¡No! en nombre de Dios
¿Qué
clase de religión es esa que legitima, justifica y ofrece un fundamento
teológico a guerras, genocidios, suspensión total de la ayuda humanitaria,
exterminios y proyectos de aniquilación de poblaciones enteras perseguidos con
lucidez y una ferocidad cada vez más violenta?
No es una cómoda pregunta, y sí una provocación también teniendo en cuenta la inaceptable tragedia que se está consumiendo ante nuestros ojos en Gaza. Creo que somos conscientes de que en el conflicto de Palestina todas las partes en lucha también están sostenidas por razones religiosas fuertes y vinculantes. También los islamistas de Hamás. Pero si el judaísmo es la religión que promueve el shalom ¿cómo explicar que hoy en Israel sean precisamente los partidos religiosos los menos dispuestos a la paz y lleguen a proponer una suspensión total de la ayuda humanitaria a Gaza?

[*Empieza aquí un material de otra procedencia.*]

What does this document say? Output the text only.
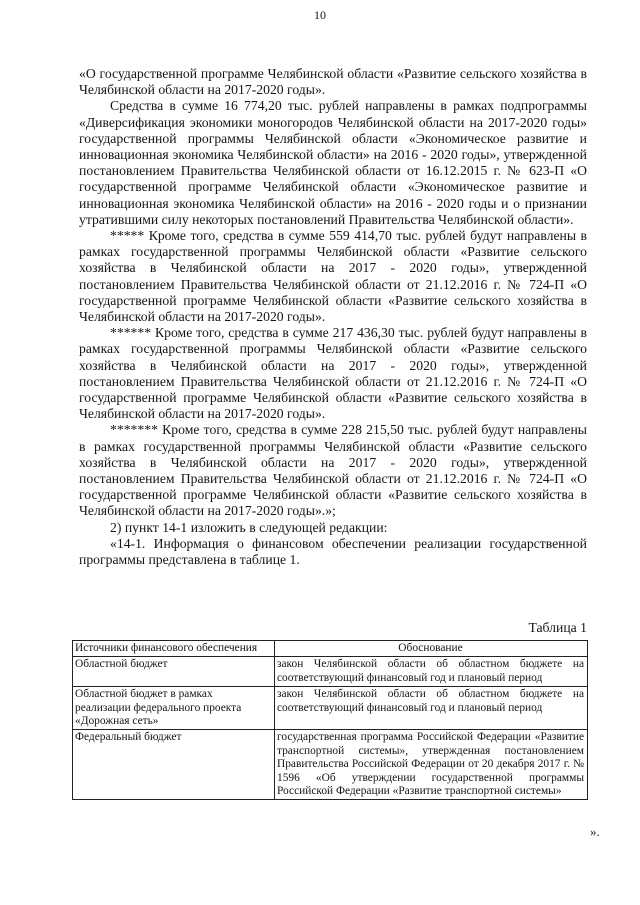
10

«О государственной программе Челябинской области «Развитие сельского хозяйства в Челябинской области на 2017-2020 годы».

Средства в сумме 16 774,20 тыс. рублей направлены в рамках подпрограммы «Диверсификация экономики моногородов Челябинской области на 2017-2020 годы» государственной программы Челябинской области «Экономическое развитие и инновационная экономика Челябинской области» на 2016 - 2020 годы», утвержденной постановлением Правительства Челябинской области от 16.12.2015 г. № 623-П «О государственной программе Челябинской области «Экономическое развитие и инновационная экономика Челябинской области» на 2016 - 2020 годы и о признании утратившими силу некоторых постановлений Правительства Челябинской области».

***** Кроме того, средства в сумме 559 414,70 тыс. рублей будут направлены в рамках государственной программы Челябинской области «Развитие сельского хозяйства в Челябинской области на 2017 - 2020 годы», утвержденной постановлением Правительства Челябинской области от 21.12.2016 г. № 724-П «О государственной программе Челябинской области «Развитие сельского хозяйства в Челябинской области на 2017-2020 годы».

****** Кроме того, средства в сумме 217 436,30 тыс. рублей будут направлены в рамках государственной программы Челябинской области «Развитие сельского хозяйства в Челябинской области на 2017 - 2020 годы», утвержденной постановлением Правительства Челябинской области от 21.12.2016 г. № 724-П «О государственной программе Челябинской области «Развитие сельского хозяйства в Челябинской области на 2017-2020 годы».

******* Кроме того, средства в сумме 228 215,50 тыс. рублей будут направлены в рамках государственной программы Челябинской области «Развитие сельского хозяйства в Челябинской области на 2017 - 2020 годы», утвержденной постановлением Правительства Челябинской области от 21.12.2016 г. № 724-П «О государственной программе Челябинской области «Развитие сельского хозяйства в Челябинской области на 2017-2020 годы».»;

2) пункт 14-1 изложить в следующей редакции:

«14-1. Информация о финансовом обеспечении реализации государственной программы представлена в таблице 1.

Таблица 1
Источники финансового обеспечения	Обоснование
Областной бюджет	закон Челябинской области об областном бюджете на соответствующий финансовый год и плановый период
Областной бюджет в рамках реализации федерального проекта «Дорожная сеть»	закон Челябинской области об областном бюджете на соответствующий финансовый год и плановый период
Федеральный бюджет	государственная программа Российской Федерации «Развитие транспортной системы», утвержденная постановлением Правительства Российской Федерации от 20 декабря 2017 г. № 1596 «Об утверждении государственной программы Российской Федерации «Развитие транспортной системы»
».
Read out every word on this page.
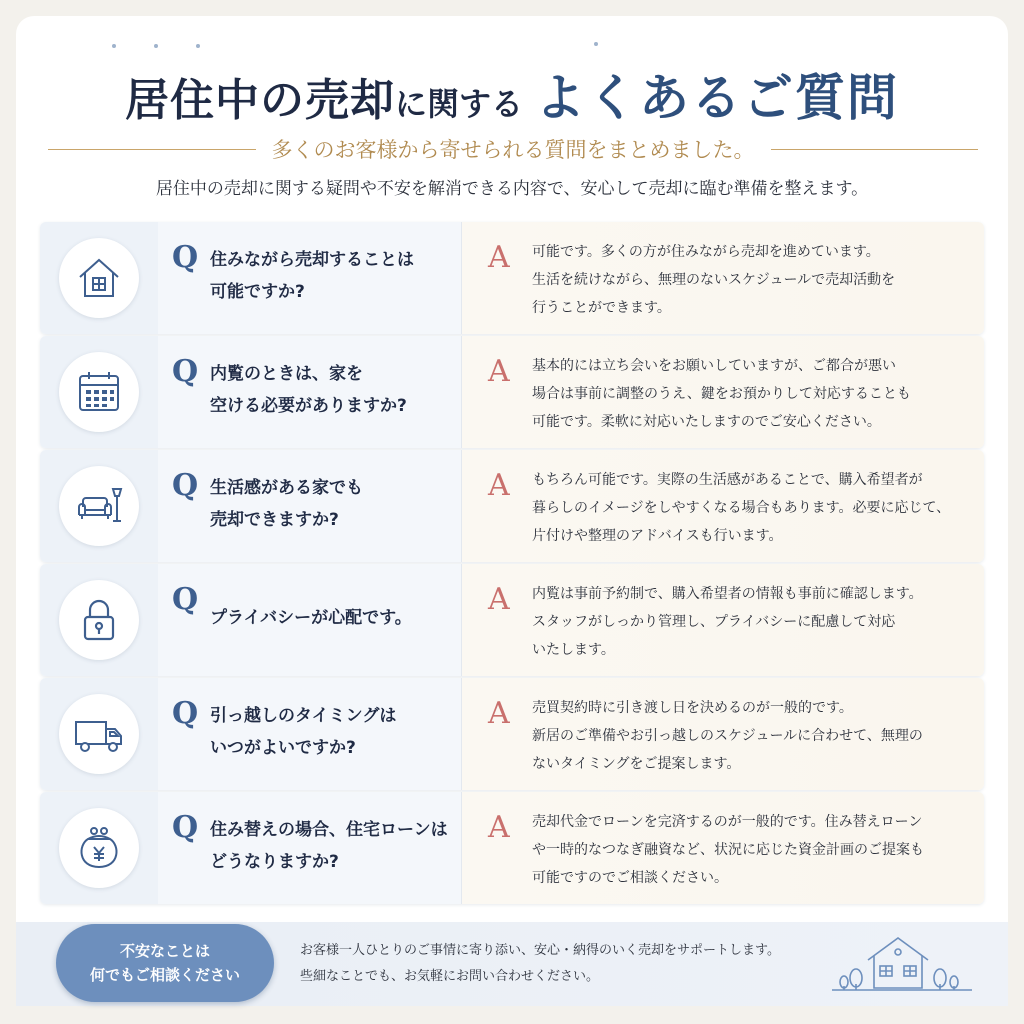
居住中の売却に関する よくあるご質問
多くのお客様から寄せられる質問をまとめました。

居住中の売却に関する疑問や不安を解消できる内容で、安心して売却に臨む準備を整えます。

Q 住みながら売却することは
可能ですか?
A	可能です。多くの方が住みながら売却を進めています。
生活を続けながら、無理のないスケジュールで売却活動を
行うことができます。
Q 内覧のときは、家を
空ける必要がありますか?
A	基本的には立ち会いをお願いしていますが、ご都合が悪い
場合は事前に調整のうえ、鍵をお預かりして対応することも
可能です。柔軟に対応いたしますのでご安心ください。
Q 生活感がある家でも
売却できますか?
A	もちろん可能です。実際の生活感があることで、購入希望者が
暮らしのイメージをしやすくなる場合もあります。必要に応じて、
片付けや整理のアドバイスも行います。
Q
プライバシーが心配です。
A	内覧は事前予約制で、購入希望者の情報も事前に確認します。
スタッフがしっかり管理し、プライバシーに配慮して対応
いたします。
Q 引っ越しのタイミングは
いつがよいですか?
A	売買契約時に引き渡し日を決めるのが一般的です。
新居のご準備やお引っ越しのスケジュールに合わせて、無理の
ないタイミングをご提案します。
Q 住み替えの場合、住宅ローンは
どうなりますか?
A	売却代金でローンを完済するのが一般的です。住み替えローン
や一時的なつなぎ融資など、状況に応じた資金計画のご提案も
可能ですのでご相談ください。
不安なことは
何でもご相談ください

お客様一人ひとりのご事情に寄り添い、安心・納得のいく売却をサポートします。
些細なことでも、お気軽にお問い合わせください。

Estamos ante otro ejemplo de esa perversa conexión que une «Dios-guerra-violencia», presente en todas las religiones y que corre el riesgo de convertirse en indisociable cuando la religión y la política se funden en un único proyecto, condicionando las instituciones de la otra. Romper el escándalo entre «Dios-guerra-violencia» y mantener separado el plano religioso del político son los dos grandes retos a los que todos estamos llamados si queremos poner fin al escándalo de matar y hacer morir en nombre de Dios.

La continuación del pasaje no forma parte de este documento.